PNP’s Banac says ‘we can criticize but for as long as we don’t violate law’
MANILA, Philippines — Individuals can throw criticisms at the government for as long as they will not violate the law, Philippine National Police (PNP) spokesman Brig. Gen. Bernard Banac said Friday.
Banac, in an interview over CNN Philippines, was asked about the limits of netizens who would criticize the government, particularly President Rodrigo Duterte. This comes as at least two individuals were recently arrested for their social media posts critical of the Chief Executive.
“Well, we all exercise our freedom of expression and speech. We are in a democracy and it is protected under our Constitution. It is normal for us to exercise our freedom of expression. We can criticize but for as long as we don’t violate the law,” he said.
“There are laws on libel, libelous statements that we cannot just speak and utter or post on social media otherwise the privacy of other individuals might also be violated and there are rules also regarding inciting to sedition so any acts violating the law will have to be charged and punished,” he added.
Early this week, the National Bureau of Investigation arrested a public school teacher who offered a P50-million reward to anyone who can kill Duterte on his Twitter account. Another man was arrested in Aklan province after posting on Facebook that he will give P100 million to anyone who can kill the President.
Police days after arrested a 41-year-old man from Nasipit, Agusan del Norte, for calling Duterte “buang” (crazy) and criticizing Duterte’s long-time aid, Senator Christopher Bong Go, on Facebook.

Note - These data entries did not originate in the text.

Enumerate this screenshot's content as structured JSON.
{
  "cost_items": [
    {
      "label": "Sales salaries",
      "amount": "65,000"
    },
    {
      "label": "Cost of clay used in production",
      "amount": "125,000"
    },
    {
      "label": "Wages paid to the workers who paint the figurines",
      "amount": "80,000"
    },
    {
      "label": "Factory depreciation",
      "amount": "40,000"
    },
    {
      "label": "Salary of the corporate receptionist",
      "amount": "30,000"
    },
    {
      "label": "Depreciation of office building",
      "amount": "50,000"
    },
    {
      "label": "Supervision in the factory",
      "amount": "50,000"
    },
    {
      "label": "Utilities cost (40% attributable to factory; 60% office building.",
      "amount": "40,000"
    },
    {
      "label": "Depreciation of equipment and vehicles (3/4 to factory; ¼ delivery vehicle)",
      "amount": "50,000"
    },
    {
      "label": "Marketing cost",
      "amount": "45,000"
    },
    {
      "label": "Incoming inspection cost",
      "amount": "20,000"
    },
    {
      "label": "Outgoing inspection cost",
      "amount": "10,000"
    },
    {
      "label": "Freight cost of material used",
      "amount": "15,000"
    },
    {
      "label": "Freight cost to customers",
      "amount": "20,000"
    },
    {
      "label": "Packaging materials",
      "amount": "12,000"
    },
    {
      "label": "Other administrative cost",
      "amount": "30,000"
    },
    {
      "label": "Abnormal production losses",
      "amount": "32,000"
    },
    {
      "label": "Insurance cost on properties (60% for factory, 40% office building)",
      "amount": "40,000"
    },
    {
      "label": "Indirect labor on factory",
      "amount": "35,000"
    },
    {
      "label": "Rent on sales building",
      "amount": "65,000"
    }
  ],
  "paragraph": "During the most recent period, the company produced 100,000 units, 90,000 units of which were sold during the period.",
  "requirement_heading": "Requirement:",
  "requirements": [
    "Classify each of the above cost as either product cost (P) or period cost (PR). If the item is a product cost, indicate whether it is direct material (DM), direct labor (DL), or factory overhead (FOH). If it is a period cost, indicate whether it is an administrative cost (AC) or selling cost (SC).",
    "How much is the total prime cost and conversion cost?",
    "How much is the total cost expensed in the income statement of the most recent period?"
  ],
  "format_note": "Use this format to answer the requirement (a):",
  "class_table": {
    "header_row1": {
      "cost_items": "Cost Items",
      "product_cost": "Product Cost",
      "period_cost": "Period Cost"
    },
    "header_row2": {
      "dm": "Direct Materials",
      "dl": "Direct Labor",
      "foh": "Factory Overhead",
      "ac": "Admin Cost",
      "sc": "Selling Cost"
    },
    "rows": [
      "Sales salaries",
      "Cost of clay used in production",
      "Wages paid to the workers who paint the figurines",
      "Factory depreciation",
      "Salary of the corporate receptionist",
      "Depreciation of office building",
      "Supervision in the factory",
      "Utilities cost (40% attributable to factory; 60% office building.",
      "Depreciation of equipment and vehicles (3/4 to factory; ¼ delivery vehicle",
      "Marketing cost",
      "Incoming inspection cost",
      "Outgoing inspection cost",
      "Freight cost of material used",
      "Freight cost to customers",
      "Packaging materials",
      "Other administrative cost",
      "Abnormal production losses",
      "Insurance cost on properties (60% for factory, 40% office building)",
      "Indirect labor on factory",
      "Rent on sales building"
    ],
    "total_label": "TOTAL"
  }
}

Authorities said the teacher will be charged with inciting to sedition while the other suspect will be charged with cyber libel.
But some personalities like human rights lawyer Chel Diokno questioned the police’s warrantless arrest of the man from Nasipit. He stressed that police officers can only carry out warrantless arrests for crimes that occur in their presence or for hot pursuit.

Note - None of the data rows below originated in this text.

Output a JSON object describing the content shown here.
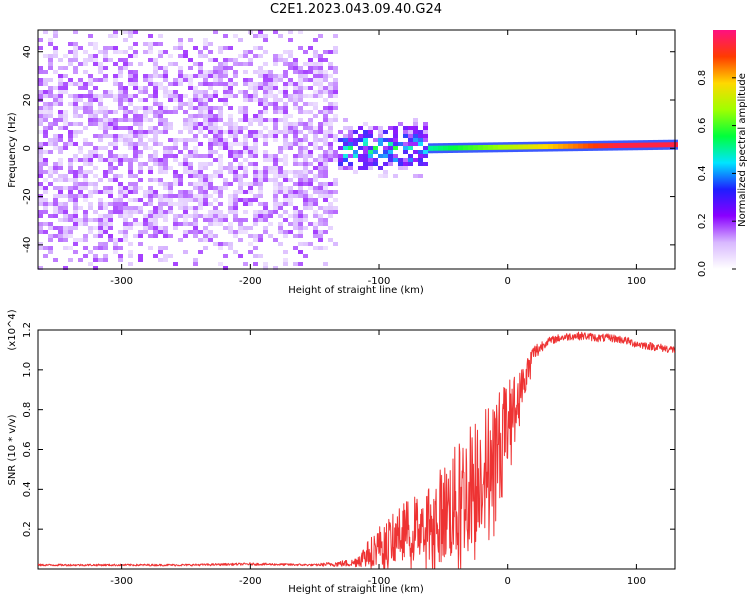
{
  "title": "C2E1.2023.043.09.40.G24",
  "chart_data": [
    {
      "type": "heatmap",
      "xlabel": "Height of straight line (km)",
      "ylabel": "Frequency (Hz)",
      "xlim": [
        -365,
        130
      ],
      "ylim": [
        -50,
        49
      ],
      "xticks": [
        -300,
        -200,
        -100,
        0,
        100
      ],
      "xtick_labels": [
        "-300",
        "-200",
        "-100",
        "0",
        "100"
      ],
      "yticks": [
        -40,
        -20,
        0,
        20,
        40
      ],
      "ytick_labels": [
        "-40",
        "-20",
        "0",
        "20",
        "40"
      ],
      "colorbar": {
        "label": "Normalized spectral amplitude",
        "range": [
          0,
          1
        ],
        "ticks": [
          0.0,
          0.2,
          0.4,
          0.6,
          0.8
        ],
        "tick_labels": [
          "0.0",
          "0.2",
          "0.4",
          "0.6",
          "0.8"
        ],
        "colormap": [
          "#ffffff",
          "#d8b8ff",
          "#8a00ff",
          "#1e1eff",
          "#00e5ff",
          "#00ff3c",
          "#a0ff00",
          "#ffd800",
          "#ff3b00",
          "#ff1080"
        ]
      },
      "regions": [
        {
          "name": "noise",
          "x": [
            -365,
            -130
          ],
          "freq_spread": 49,
          "amplitude": [
            0.05,
            0.2
          ]
        },
        {
          "name": "transition",
          "x": [
            -130,
            -60
          ],
          "freq_spread": 12,
          "amplitude": [
            0.15,
            0.45
          ]
        },
        {
          "name": "tone",
          "x": [
            -60,
            130
          ],
          "freq_start": 0,
          "freq_end": 1.5,
          "amplitude": [
            0.5,
            0.95
          ]
        }
      ],
      "grid": false
    },
    {
      "type": "line",
      "xlabel": "Height of straight line (km)",
      "ylabel": "SNR (10 * v/v)",
      "ylabel_multiplier": "(x10^4)",
      "xlim": [
        -365,
        130
      ],
      "ylim": [
        0,
        1.2
      ],
      "xticks": [
        -300,
        -200,
        -100,
        0,
        100
      ],
      "xtick_labels": [
        "-300",
        "-200",
        "-100",
        "0",
        "100"
      ],
      "yticks": [
        0.2,
        0.4,
        0.6,
        0.8,
        1.0,
        1.2
      ],
      "ytick_labels": [
        "0.2",
        "0.4",
        "0.6",
        "0.8",
        "1.0",
        "1.2"
      ],
      "line_color": "#ee3333",
      "x": [
        -365,
        -300,
        -250,
        -200,
        -150,
        -120,
        -110,
        -100,
        -90,
        -80,
        -70,
        -60,
        -50,
        -40,
        -30,
        -20,
        -10,
        0,
        10,
        20,
        30,
        40,
        50,
        60,
        70,
        80,
        90,
        100,
        110,
        120,
        130
      ],
      "y": [
        0.02,
        0.02,
        0.02,
        0.025,
        0.02,
        0.03,
        0.07,
        0.12,
        0.15,
        0.2,
        0.22,
        0.25,
        0.28,
        0.33,
        0.42,
        0.5,
        0.6,
        0.75,
        0.9,
        1.08,
        1.14,
        1.16,
        1.17,
        1.17,
        1.16,
        1.16,
        1.15,
        1.13,
        1.12,
        1.11,
        1.1
      ],
      "noise_amplitude": [
        0.005,
        0.005,
        0.005,
        0.006,
        0.005,
        0.02,
        0.06,
        0.1,
        0.12,
        0.14,
        0.16,
        0.2,
        0.25,
        0.3,
        0.32,
        0.3,
        0.28,
        0.2,
        0.1,
        0.05,
        0.02,
        0.02,
        0.02,
        0.02,
        0.02,
        0.02,
        0.02,
        0.02,
        0.02,
        0.02,
        0.02
      ],
      "grid": false
    }
  ]
}
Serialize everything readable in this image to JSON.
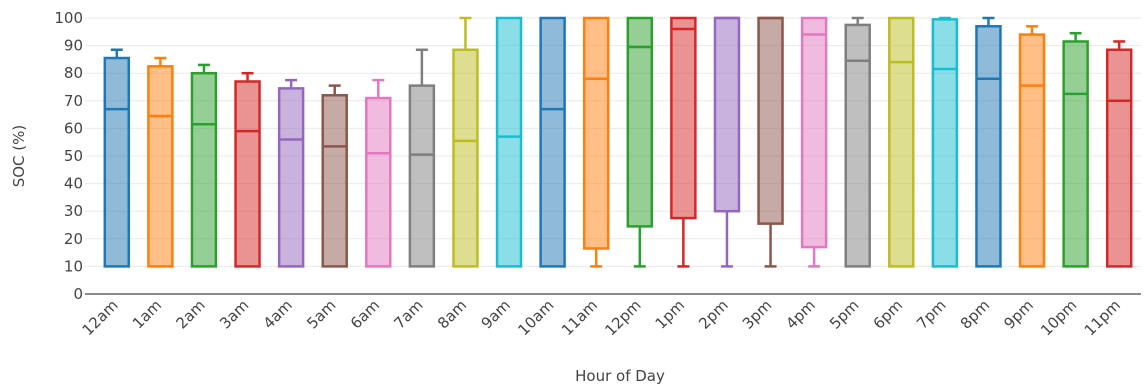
{
  "chart_data": {
    "type": "box",
    "title": "",
    "xlabel": "Hour of Day",
    "ylabel": "SOC (%)",
    "ylim": [
      0,
      100
    ],
    "yticks": [
      0,
      10,
      20,
      30,
      40,
      50,
      60,
      70,
      80,
      90,
      100
    ],
    "grid": true,
    "legend": "none",
    "categories": [
      "12am",
      "1am",
      "2am",
      "3am",
      "4am",
      "5am",
      "6am",
      "7am",
      "8am",
      "9am",
      "10am",
      "11am",
      "12pm",
      "1pm",
      "2pm",
      "3pm",
      "4pm",
      "5pm",
      "6pm",
      "7pm",
      "8pm",
      "9pm",
      "10pm",
      "11pm"
    ],
    "colors": [
      "#1f77b4",
      "#ff7f0e",
      "#2ca02c",
      "#d62728",
      "#9467bd",
      "#8c564b",
      "#e377c2",
      "#7f7f7f",
      "#bcbd22",
      "#17becf",
      "#1f77b4",
      "#ff7f0e",
      "#2ca02c",
      "#d62728",
      "#9467bd",
      "#8c564b",
      "#e377c2",
      "#7f7f7f",
      "#bcbd22",
      "#17becf",
      "#1f77b4",
      "#ff7f0e",
      "#2ca02c",
      "#d62728"
    ],
    "boxes": [
      {
        "min": 10,
        "q1": 10,
        "median": 67,
        "q3": 85.5,
        "max": 88.5
      },
      {
        "min": 10,
        "q1": 10,
        "median": 64.5,
        "q3": 82.5,
        "max": 85.5
      },
      {
        "min": 10,
        "q1": 10,
        "median": 61.5,
        "q3": 80,
        "max": 83
      },
      {
        "min": 10,
        "q1": 10,
        "median": 59,
        "q3": 77,
        "max": 80
      },
      {
        "min": 10,
        "q1": 10,
        "median": 56,
        "q3": 74.5,
        "max": 77.5
      },
      {
        "min": 10,
        "q1": 10,
        "median": 53.5,
        "q3": 72,
        "max": 75.5
      },
      {
        "min": 10,
        "q1": 10,
        "median": 51,
        "q3": 71,
        "max": 77.5
      },
      {
        "min": 10,
        "q1": 10,
        "median": 50.5,
        "q3": 75.5,
        "max": 88.5
      },
      {
        "min": 10,
        "q1": 10,
        "median": 55.5,
        "q3": 88.5,
        "max": 100
      },
      {
        "min": 10,
        "q1": 10,
        "median": 57,
        "q3": 100,
        "max": 100
      },
      {
        "min": 10,
        "q1": 10,
        "median": 67,
        "q3": 100,
        "max": 100
      },
      {
        "min": 10,
        "q1": 16.5,
        "median": 78,
        "q3": 100,
        "max": 100
      },
      {
        "min": 10,
        "q1": 24.5,
        "median": 89.5,
        "q3": 100,
        "max": 100
      },
      {
        "min": 10,
        "q1": 27.5,
        "median": 96,
        "q3": 100,
        "max": 100
      },
      {
        "min": 10,
        "q1": 30,
        "median": 100,
        "q3": 100,
        "max": 100
      },
      {
        "min": 10,
        "q1": 25.5,
        "median": 100,
        "q3": 100,
        "max": 100
      },
      {
        "min": 10,
        "q1": 17,
        "median": 94,
        "q3": 100,
        "max": 100
      },
      {
        "min": 10,
        "q1": 10,
        "median": 84.5,
        "q3": 97.5,
        "max": 100
      },
      {
        "min": 10,
        "q1": 10,
        "median": 84,
        "q3": 100,
        "max": 100
      },
      {
        "min": 10,
        "q1": 10,
        "median": 81.5,
        "q3": 99.5,
        "max": 100
      },
      {
        "min": 10,
        "q1": 10,
        "median": 78,
        "q3": 97,
        "max": 100
      },
      {
        "min": 10,
        "q1": 10,
        "median": 75.5,
        "q3": 94,
        "max": 97
      },
      {
        "min": 10,
        "q1": 10,
        "median": 72.5,
        "q3": 91.5,
        "max": 94.5
      },
      {
        "min": 10,
        "q1": 10,
        "median": 70,
        "q3": 88.5,
        "max": 91.5
      }
    ]
  }
}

Banac, however, said there is a presumption of regularity for police officers who arrested the Duterte critic, noting that law enforcers can defend themselves in court.
“They (police) took this person into custody, this person would have to face charges and we presume there was regularity in the performance of the police there and they have to explain themselves also to the court why they took this person into custody based on the evidence gathered,” Banac pointed out.
But for the crime of libel, Diokno emphasized that only judges are equipped with the knowledge to determine if the person can be detained for libel.